En los Estados Unidos, antes de la irrupción del cable, las controversias públicas se suscitaban únicamente entre partidarios de un progresismo moderado y de otro más radical; la opinión conservadora prácticamente no existía en el foro mediático (¿les suena de algo el panorama?). Ahora, sin embargo, la extraordinaria pluralidad informativa que permiten las nuevas tecnologías audiovisuales ha propiciado la irrupción de una generación de intelectuales y periodistas conservadores como Bill O’Reilly, Sean Hannity, Alan Colmes o Rush Limbaugh, con la cadena “Fox News” como buque insignia, capaces de galvanizar tras de sí a una opinión pública mayoritariamente de derechas que nunca antes estuvo representada con ese vigor en los medios informativos. Pero por encima de todos estos personajes, y en esto progres y de derechas están absolutamente de acuerdo, se alza la rubia, estilizada y bella figura de Ann Coulter.

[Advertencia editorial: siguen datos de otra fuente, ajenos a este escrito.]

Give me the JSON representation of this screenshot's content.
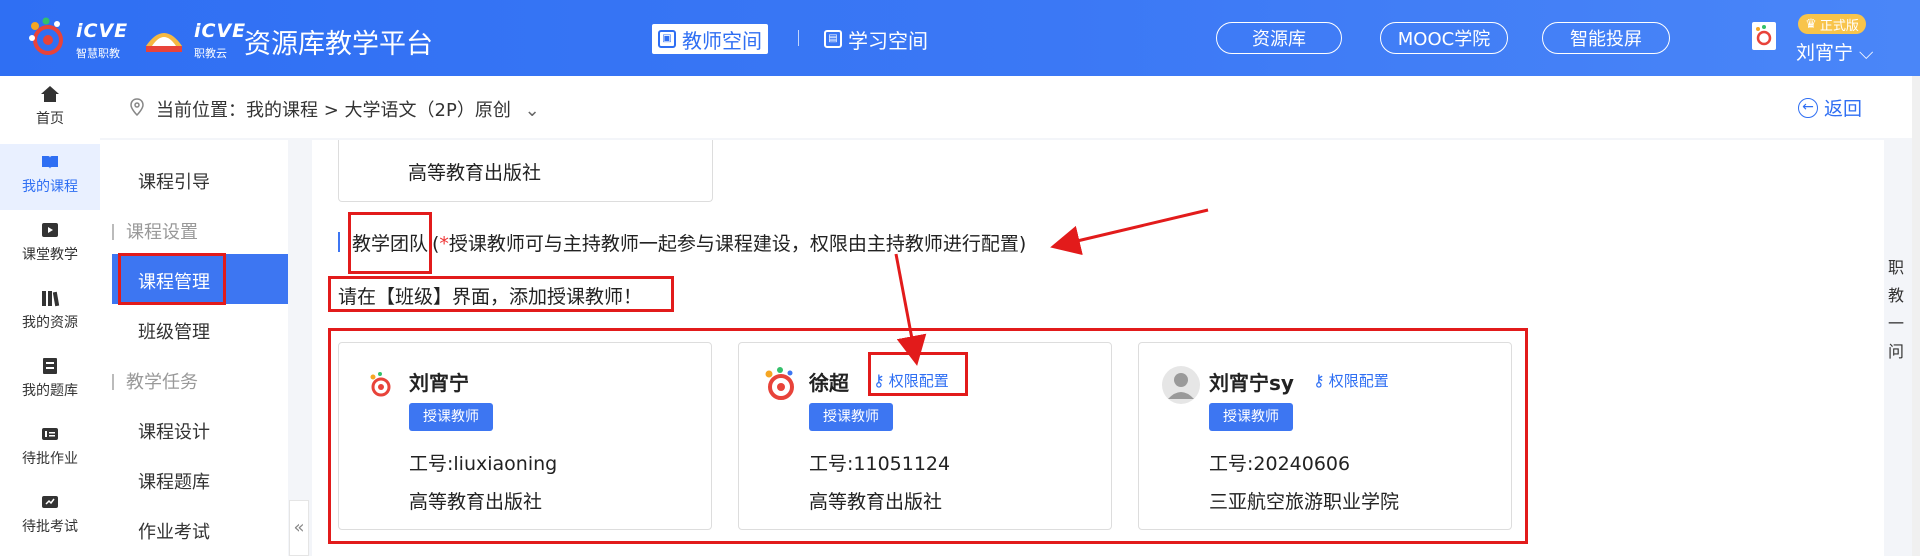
{
  "header": {
    "logo1_text": "iCVE",
    "logo1_sub": "智慧职教",
    "logo2_text": "iCVE",
    "logo2_sub": "职教云",
    "platform_title": "资源库教学平台",
    "tabs": [
      {
        "label": "教师空间",
        "active": true
      },
      {
        "label": "学习空间",
        "active": false
      }
    ],
    "pills": [
      "资源库",
      "MOOC学院",
      "智能投屏"
    ],
    "version_badge": "正式版",
    "user_name": "刘宵宁 ⌵"
  },
  "leftnav": {
    "items": [
      {
        "label": "首页",
        "icon": "home-icon"
      },
      {
        "label": "我的课程",
        "icon": "book-icon",
        "active": true
      },
      {
        "label": "课堂教学",
        "icon": "play-icon"
      },
      {
        "label": "我的资源",
        "icon": "library-icon"
      },
      {
        "label": "我的题库",
        "icon": "question-bank-icon"
      },
      {
        "label": "待批作业",
        "icon": "homework-icon"
      },
      {
        "label": "待批考试",
        "icon": "exam-icon"
      }
    ]
  },
  "breadcrumb": {
    "text": "当前位置：我的课程 > 大学语文（2P）原创",
    "back_label": "返回"
  },
  "submenu": {
    "items": [
      {
        "label": "课程引导",
        "type": "item"
      },
      {
        "label": "课程设置",
        "type": "group"
      },
      {
        "label": "课程管理",
        "type": "item",
        "active": true
      },
      {
        "label": "班级管理",
        "type": "item"
      },
      {
        "label": "教学任务",
        "type": "group"
      },
      {
        "label": "课程设计",
        "type": "item"
      },
      {
        "label": "课程题库",
        "type": "item"
      },
      {
        "label": "作业考试",
        "type": "item"
      }
    ]
  },
  "main": {
    "prev_card_text": "高等教育出版社",
    "section_title": "教学团队",
    "section_note_prefix": "(",
    "section_note_star": "*",
    "section_note_body": "授课教师可与主持教师一起参与课程建设，权限由主持教师进行配置)",
    "hint": "请在【班级】界面，添加授课教师！",
    "cards": [
      {
        "name": "刘宵宁",
        "role": "授课教师",
        "id": "工号:liuxiaoning",
        "org": "高等教育出版社",
        "perm": ""
      },
      {
        "name": "徐超",
        "role": "授课教师",
        "id": "工号:11051124",
        "org": "高等教育出版社",
        "perm": "权限配置"
      },
      {
        "name": "刘宵宁sy",
        "role": "授课教师",
        "id": "工号:20240606",
        "org": "三亚航空旅游职业学院",
        "perm": "权限配置"
      }
    ]
  },
  "side_float": "职教一问",
  "colors": {
    "primary": "#2f6ff3",
    "annotation": "#e21b1b",
    "badge": "#f8c44b"
  }
}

No hay otro analista político en los Estados Unidos capaz de sacar de sus casillas a la intelectualidad progresista con tanta facilidad como ella. Las frases lapidarias con las que ridiculiza la inanidad de los iconos progresistas, su enorme inteligencia o su valentía a la hora de defender sus puntos de vista desde una perspectiva liberal-conservadora, hacen de Ann Coulter un fenómeno mediático ciertamente asombroso, pues aunque sus artículos periodísticos no aparecen en los grandes diarios -tiene una columna semanal en la publicación conservadora Human Events- su figura es una de las más conocidas, respetadas o temidas, según los casos, dentro del panorama mediático norteamericano. Sus libros se convierten sin excepción en grandes éxitos de ventas y su imagen ha sido portada en algunas de las publicaciones más influyentes, incluyendo la revista Time, quizás la de mayor tirada mundial, cuya portada le fue dedicada en el número correspondiente a la semana anterior.

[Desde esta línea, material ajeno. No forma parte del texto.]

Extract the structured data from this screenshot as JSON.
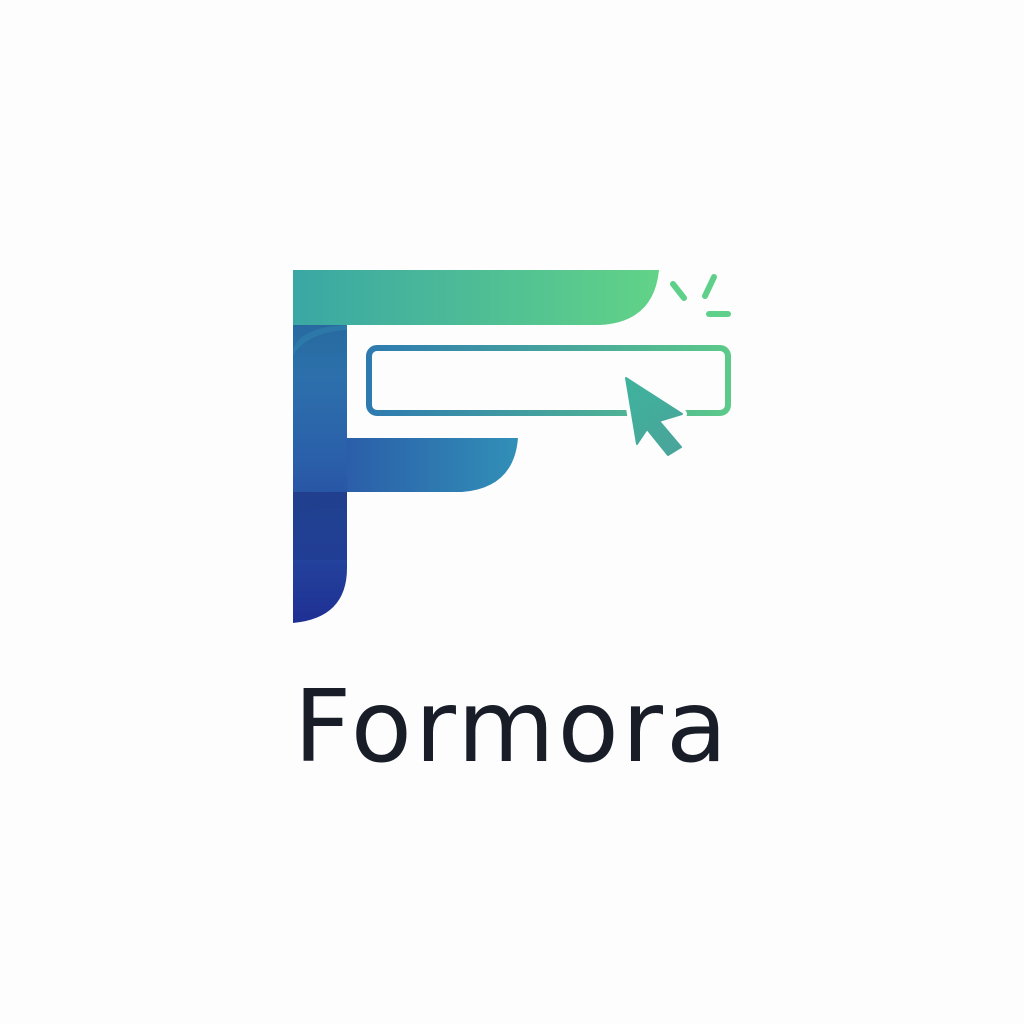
{
  "brand": {
    "name": "Formora",
    "colors": {
      "gradient_teal": "#3bb3a0",
      "gradient_green": "#62d387",
      "gradient_blue": "#2c68ad",
      "gradient_navy": "#1e2f93",
      "text": "#181d27",
      "background": "#fdfdfd"
    }
  },
  "icons": {
    "letter": "letter-f-icon",
    "field": "input-field-icon",
    "cursor": "cursor-arrow-icon",
    "spark": "click-spark-icon"
  }
}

Ann Coulter, licenciada con honores por la Universidad de Cornell, practicó la abogacía en New York antes de trasladarse a Washington para trabajar durante diez años en la Comisión Judicial del Senado, «donde ayudó a redactar las leyes del país. Ahora -cuenta el reportaje de Time- es mucho más poderosa, pues ayuda a darle a la nación su tono vital».

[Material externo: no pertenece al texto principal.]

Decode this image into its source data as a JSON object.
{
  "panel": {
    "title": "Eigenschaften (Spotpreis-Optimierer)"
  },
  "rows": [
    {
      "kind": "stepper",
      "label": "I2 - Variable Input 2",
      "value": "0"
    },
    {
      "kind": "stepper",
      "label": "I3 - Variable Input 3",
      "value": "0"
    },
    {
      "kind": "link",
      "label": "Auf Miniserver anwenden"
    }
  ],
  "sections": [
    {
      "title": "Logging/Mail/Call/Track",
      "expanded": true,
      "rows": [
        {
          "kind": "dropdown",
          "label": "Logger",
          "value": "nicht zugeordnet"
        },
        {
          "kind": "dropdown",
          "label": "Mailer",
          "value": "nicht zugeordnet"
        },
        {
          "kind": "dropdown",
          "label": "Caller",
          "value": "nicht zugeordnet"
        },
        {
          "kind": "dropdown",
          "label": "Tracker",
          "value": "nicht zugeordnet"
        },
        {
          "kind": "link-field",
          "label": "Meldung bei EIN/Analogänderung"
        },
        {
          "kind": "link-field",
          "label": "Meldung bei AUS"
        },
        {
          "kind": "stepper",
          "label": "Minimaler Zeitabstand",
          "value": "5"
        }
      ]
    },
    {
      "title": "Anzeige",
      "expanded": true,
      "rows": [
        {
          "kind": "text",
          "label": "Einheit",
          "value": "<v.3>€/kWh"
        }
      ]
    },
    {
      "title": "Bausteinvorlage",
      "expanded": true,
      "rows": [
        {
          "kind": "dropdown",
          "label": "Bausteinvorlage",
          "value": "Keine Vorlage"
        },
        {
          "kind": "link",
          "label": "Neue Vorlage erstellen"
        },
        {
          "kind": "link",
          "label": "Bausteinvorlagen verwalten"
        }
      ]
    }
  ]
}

Las columnas de Ann Coulter son un prontuario excelente para habituarse a destrozar los tópicos progresistas sin perder el sentido del humor. «los progres aman a Norteamérica como O.J. Simpson a su mujer», escribía en una de ellas; «¿Quiere provocar a un progre? Hable bien de Norteamérica» o «la mejor forma de curar a alguien de izquierdas es obligarle a dejar la casa paterna, ponerle a trabajar y que empiece a pagar impuestos» son también algunos de sus consejos para sanear la sociedad. Para sanear a Michael Moore, en cambio, Coulter recomienda agua, jabón un buen afeitado y un traje decente. En cuanto al aborto, «uno puede extraer un bebé por entero excepto la cabeza -explica en esa entrevista-, agujerearle el cráneo, extraerle la masa encefálica y pronunciar que un derecho constitucional ha sido ejercitado, como dicen los progresistas. Uno no puede querer a gente como esta», Coulter demuestra por qué es la figura más odiada por la izquierda norteamericana: jamás actúa a la defensiva. Antes al contrario, fustiga a sus oponentes utilizando sus mismas armas dialécticas y no acepta, en ningún caso, la supuesta superioridad moral con la que la izquierda pretende imponer sus criterios antes de cualquier debate. Porque esa es la principal enseñanza que da a sus lectores para enfrentarse en las discusiones cotidianas con la progresía; dejar de pedir perdón por ser conservador.
En el caso de España, a menos que usted haya participado en la matanza de cinco mil civiles inocentes, como cierta momia comunista recientemente homenajeada, robado a espuertas el dinero público o haya sido condenado por crímenes de estado, recuerde bien esto en su próxima conversación sobre política: No existe absolutamente ninguna razón por la que tenga que estar a la defensiva.